Embora tenha flertado com motivos regionais em “Bumba-meu-poeta” (1931) e “História do Brasil” (1932), e por mais que trouxesse o barroco das Minas na medula de sua lira – como o atesta essa viagem étnico-espiritual que é “Contemplação de Ouro Preto” (1950)5 –, Murilo não é o cantor do povo de um lugar.6 Não finca a inspiração no chão. À margem do telúrico lirismo romântico e do projeto (da segunda fase) modernista de construção da identidade nacional, a sua alma já desperta exilada e não se demora na memória comum: “Monstros complicados/ não povoaram meus sonhos de criança/ porque o saci-pererê não fazia mal a ninguém/ [...]/ Fiquei sem tradição sem costumes nem lendas/ estou diante do mundo/ deitado na rede mole/ Que todos os países embalançam.” (MENDES, 1994, p. 88).
Desinstalado do abrigo provinciano pelo cósmico estupor do Halley, Murilo cedo conjuga a intrínseca solidão do eu: “O cometa passa e arrasta um pouco da minha alma,/ fiquei triste, triste, jururu!” (MENDES, 1994, p. 124). Descobre-se estrangeiro e peregrino no mundo. O que de algum modo se espelha no crônico nomadismo profissional e no intenso périplo internacional de sua errática biografia.7 Como o Pessoa de “Noite de São João”, o poeta cosmopolita se sabe preterido dos ritos da tribo: “Noite de São João para além do muro do meu quintal./ Do lado de cá, eu sem noite de São João.” (PESSOA, 1960, p. 173).

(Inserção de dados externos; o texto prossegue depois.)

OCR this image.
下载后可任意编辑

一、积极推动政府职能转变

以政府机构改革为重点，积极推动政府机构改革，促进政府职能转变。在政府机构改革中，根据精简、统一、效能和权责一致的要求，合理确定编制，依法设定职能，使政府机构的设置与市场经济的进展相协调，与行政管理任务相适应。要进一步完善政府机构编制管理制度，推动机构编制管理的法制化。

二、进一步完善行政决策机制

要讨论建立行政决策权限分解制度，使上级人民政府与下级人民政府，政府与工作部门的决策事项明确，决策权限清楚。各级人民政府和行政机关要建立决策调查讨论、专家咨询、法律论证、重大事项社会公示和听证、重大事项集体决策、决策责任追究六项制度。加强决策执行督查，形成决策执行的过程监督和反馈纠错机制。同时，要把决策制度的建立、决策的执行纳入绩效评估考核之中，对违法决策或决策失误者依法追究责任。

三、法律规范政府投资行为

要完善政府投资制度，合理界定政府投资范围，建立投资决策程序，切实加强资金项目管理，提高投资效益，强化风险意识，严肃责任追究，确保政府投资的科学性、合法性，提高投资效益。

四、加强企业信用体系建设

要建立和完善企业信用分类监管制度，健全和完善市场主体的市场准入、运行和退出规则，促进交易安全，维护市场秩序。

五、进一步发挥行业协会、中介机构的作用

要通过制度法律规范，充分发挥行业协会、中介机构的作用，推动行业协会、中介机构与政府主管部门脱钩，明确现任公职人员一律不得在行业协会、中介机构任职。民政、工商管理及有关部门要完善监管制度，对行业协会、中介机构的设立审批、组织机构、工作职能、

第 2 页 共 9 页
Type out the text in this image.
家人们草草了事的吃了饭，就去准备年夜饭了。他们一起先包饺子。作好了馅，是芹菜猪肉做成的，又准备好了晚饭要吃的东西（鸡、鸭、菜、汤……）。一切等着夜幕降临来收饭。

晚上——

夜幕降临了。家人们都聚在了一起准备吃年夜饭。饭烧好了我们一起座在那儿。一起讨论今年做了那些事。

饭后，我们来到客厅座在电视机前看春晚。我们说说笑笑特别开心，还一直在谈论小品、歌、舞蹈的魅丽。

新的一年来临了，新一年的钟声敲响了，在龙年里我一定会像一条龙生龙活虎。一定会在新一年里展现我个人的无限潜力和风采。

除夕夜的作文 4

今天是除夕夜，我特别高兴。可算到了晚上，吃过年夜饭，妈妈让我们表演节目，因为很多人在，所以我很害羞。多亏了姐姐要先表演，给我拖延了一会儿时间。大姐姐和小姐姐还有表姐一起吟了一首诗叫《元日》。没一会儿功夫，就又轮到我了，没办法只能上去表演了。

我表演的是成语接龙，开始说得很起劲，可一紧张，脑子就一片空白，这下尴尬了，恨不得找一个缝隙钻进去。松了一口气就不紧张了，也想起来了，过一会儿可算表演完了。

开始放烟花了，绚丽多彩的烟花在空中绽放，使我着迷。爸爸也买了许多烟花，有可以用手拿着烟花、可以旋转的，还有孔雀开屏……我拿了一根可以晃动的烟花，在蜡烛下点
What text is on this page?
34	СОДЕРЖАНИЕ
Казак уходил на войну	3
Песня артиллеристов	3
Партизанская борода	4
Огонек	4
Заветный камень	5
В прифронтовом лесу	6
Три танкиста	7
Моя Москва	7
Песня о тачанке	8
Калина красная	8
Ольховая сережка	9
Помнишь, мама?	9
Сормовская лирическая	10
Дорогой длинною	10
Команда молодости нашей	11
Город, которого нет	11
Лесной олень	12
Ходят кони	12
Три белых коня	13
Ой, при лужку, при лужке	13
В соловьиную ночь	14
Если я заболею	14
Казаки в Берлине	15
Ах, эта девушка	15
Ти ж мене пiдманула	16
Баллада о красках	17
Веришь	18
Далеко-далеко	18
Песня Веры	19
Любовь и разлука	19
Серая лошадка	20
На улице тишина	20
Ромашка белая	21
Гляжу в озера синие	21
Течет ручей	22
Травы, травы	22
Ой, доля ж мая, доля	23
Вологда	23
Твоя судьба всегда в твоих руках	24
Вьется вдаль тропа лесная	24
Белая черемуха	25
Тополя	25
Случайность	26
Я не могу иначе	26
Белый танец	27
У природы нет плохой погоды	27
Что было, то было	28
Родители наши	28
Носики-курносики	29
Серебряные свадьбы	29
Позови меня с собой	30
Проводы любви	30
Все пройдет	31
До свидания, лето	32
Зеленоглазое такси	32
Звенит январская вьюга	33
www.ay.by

O sentimento que reponta na obra de Murilo Mendes pela década de 1930 afora não é, pois, propriamente de saudade, mas de difusa angústia ante um mundo agônico que apenas começava a nascer. Ao passo que a saudade tem alvo – é saudade disto ou daquilo
–, na angústia a subjetividade faz a experiência de si mesma como pura possibilidade ou indeterminação radical. Enquanto a saudade se aplaca na reconquista do lugar perdido, a única saída para a angústia é aceitar o seu aguilhão e aventurar-se no desconhecido. Sem via de regresso ao lugar de origem, o poeta entrega-se à vertigem do tempo e, cometa desgarrado, faz-se habitante do caos: “Cairei no chão do século XX/ É a hora do protesto geral/ É a hora dos voos destruidores/ É a hora das barricadas, dos fuzilamentos/ Fomes desejos ânsias sonhos perdidos/ Misérias de todos os países uni-vos/ Fogem a galope anjos-aviões/ Carregando o cálice da esperança/ Tempo espaço firmes porque me abandonastes”. (MENDES, 1994, p. 239). Noutras palavras, a Poesia Liberdade de Murilo é também “Poesia em Pânico”.8
Intelectualmente emancipado, esteticamente libertário, culturalmente desarraigado e em sintonia com os transes do tempo, Murilo filia-se a uma matriz de subjetividade moderna, marcada pela solidão ontológica do sujeito lançado ao mundo e avesso a qualquer sentido que lhe seja imposto anteriormente à sua livre apropriação de si mesmo. Difícil, portanto, conceber como alguém que tanto ousou insurgir-se contra formas caducas, assumir a insubmissa solidão do eu e entregar-se à transformação histórica em curso, veio a dar, em meados de 1930, respectivamente na Igreja da Ordem, da Autoridade e da Reação.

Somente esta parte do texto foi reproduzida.